The United Nations (UN) has pledged its full support to the African Union (AU) as member nations begin the implementation of the African Continental Free Trade Area (AfCFTA).
As designed by the AU, the AfCFTA agreement is expected to unleash the continent’s all-inclusive economic potential.
UN’s Deputy Secretary-General, Ms. Amina J Mohammed, gave the pledge in a statement by the Communications Section of Economic Commission for Africa (ECA) Office at Addis Ababa, Ethiopia.
She gave the pledge on behalf of the world body at the weekend in a remark on the 12th Extraordinary Session of the AU on the AfCFTA.
Ms. Mohammed assured the AU of UN’s readiness to work in partnership with African countries as they move to implement the historic and game-changing agreement.
She said: “We are already working with 16 African governments to develop national strategies to maximise the opportunities created by this agreement, and we will increase this number from next year.
“We are committed to working with African institutions to mobilise the resources that will be required for full implementation of the AfCFTA. In the first instance, the African Regional Integration Trust Fund will support countries to mobilize resources to finance regional integration.”
Ms. Mohammed said the UN will work with the African Union to coordinate and leverage complementary funding sources from the African Development Bank’s Africa50 Fund, to the African Union’s Programme for Infrastructure Development in Africa (PIDA), and China’s Belt and Road Initiative.
The United Nations ECA, she said, is supporting the process of mainstreaming gender and youth employment initiatives into national strategies.
“This will help to ensure that trade policy is both gender-sensitive and responds to demographic realities, thereby contributing more fully to sustainable development,” the UN deputy chief said.
“Trade can contribute to either widening or closing inclusion and gender gaps, depending on how the process is managed. So we are also working with governments to counterbalance the distributional and gender-differentiated effects of trade liberalisation.”
Ms. Mohammed said it was essential to act now, not only to ensure that women benefit from the AfCFTA but also the African youth given the demographic challenges facing the continent.
She told the African leaders gathered for the landmark occasion to officially launch the AfCFTA that entry into force of the accord was a momentous step.
“But as you have recognised, it is a first step. Realising its full potential will require changes and improvements in several important areas, including infrastructure development, capacity to export, and non-tariff barriers,” Ms. Mohammed added.

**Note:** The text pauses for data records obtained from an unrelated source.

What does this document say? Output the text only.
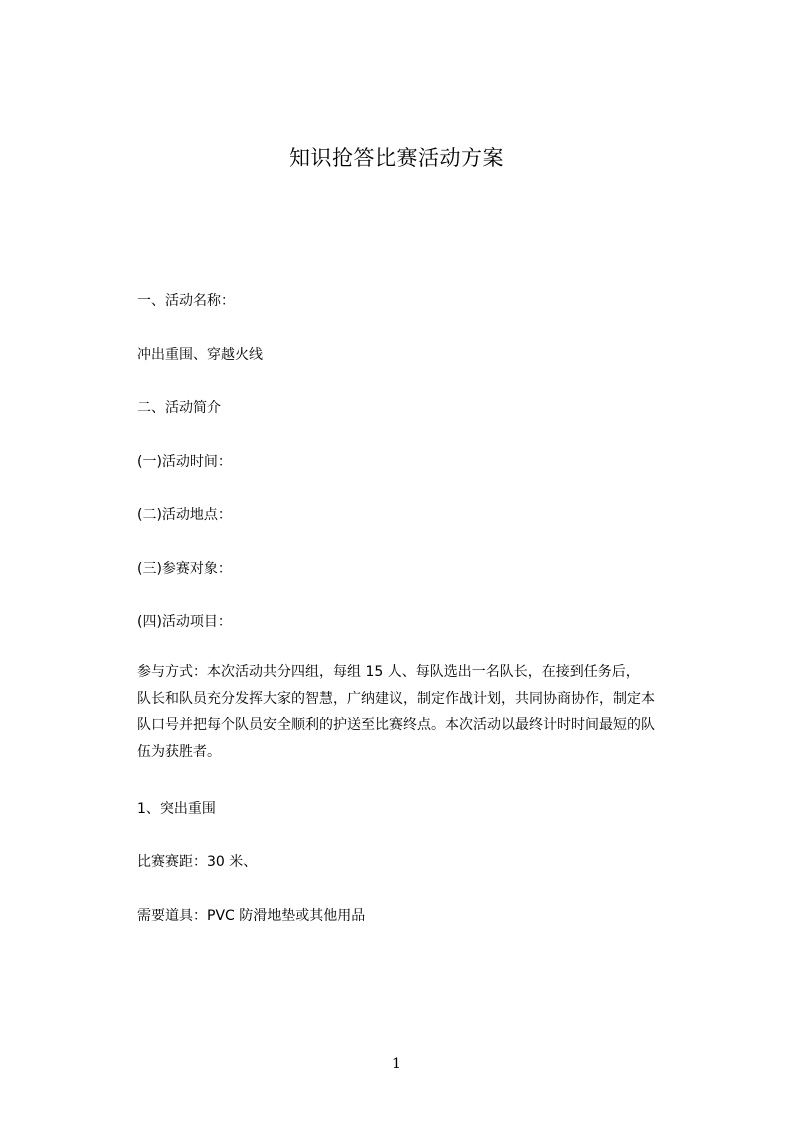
知识抢答比赛活动方案
一、活动名称：
冲出重围、穿越火线
二、活动简介
(一)活动时间：
(二)活动地点：
(三)参赛对象：
(四)活动项目：
参与方式：本次活动共分四组，每组 15 人、每队选出一名队长，在接到任务后，
队长和队员充分发挥大家的智慧，广纳建议，制定作战计划，共同协商协作，制定本
队口号并把每个队员安全顺利的护送至比赛终点。本次活动以最终计时时间最短的队
伍为获胜者。
1、突出重围
比赛赛距：30 米、
需要道具：PVC 防滑地垫或其他用品
1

The AU’s Phase II of the AfCFTA negotiations will tackle competition, investment, and intellectual property rights, which the UNDSG said were some of the regulatory obstacles that create dysfunction in integrated markets.
“I urge you to move decisively and quickly during the transitional period up to 1 July 2020 to reap the rewards of this historic agreement,” she said, adding, “Africans should take particular pride in reaching this agreement at a time of growing protectionism and rising trade tensions that threaten economic stability and progress around the world.
From free trade to climate change and migration, African countries and regional organisations are developing progressive policies that demonstrate global responsibility and forge a new path for multilateralism and sustainability, Ms. Mohammed said.
“The entire UN System will continue to support African countries as you accelerate the continent’s development. Together, we will realise our shared vision of Agenda 2063 and the Sustainable Development Goals (SDGs), leaving no one behind,” she added.
With the world’s largest free trade area, encompassing 54 countries and 1.2 billion people, the AfCFTA would bring the promise of trade-led economic growth closer to reality for Africa’s entrepreneurs, industrialists, investors, innovators and service suppliers, said Ms. Mohammed.
She said: “It will create jobs and contribute to technology-transfer and the development of new skills; it will improve productive capacity and diversification; and it will increase African and foreign investment.
“Perhaps most important of all, the African Continental Free Trade Area demonstrates the common will of African countries to work together to achieve the vision of the Africa Union’s Agenda 2063: The Africa We Want.”
It is a tool to unleash African innovation, drive growth, transform African economies and contribute to a prosperous, stable and peaceful African continent, as foreseen in both Agenda 2063 and the 2030 Agenda for Sustainable Development, Ms. Mohammed added.
Nigeria and Benin signed the historic agreement during the opening session of the summit on Sunday morning.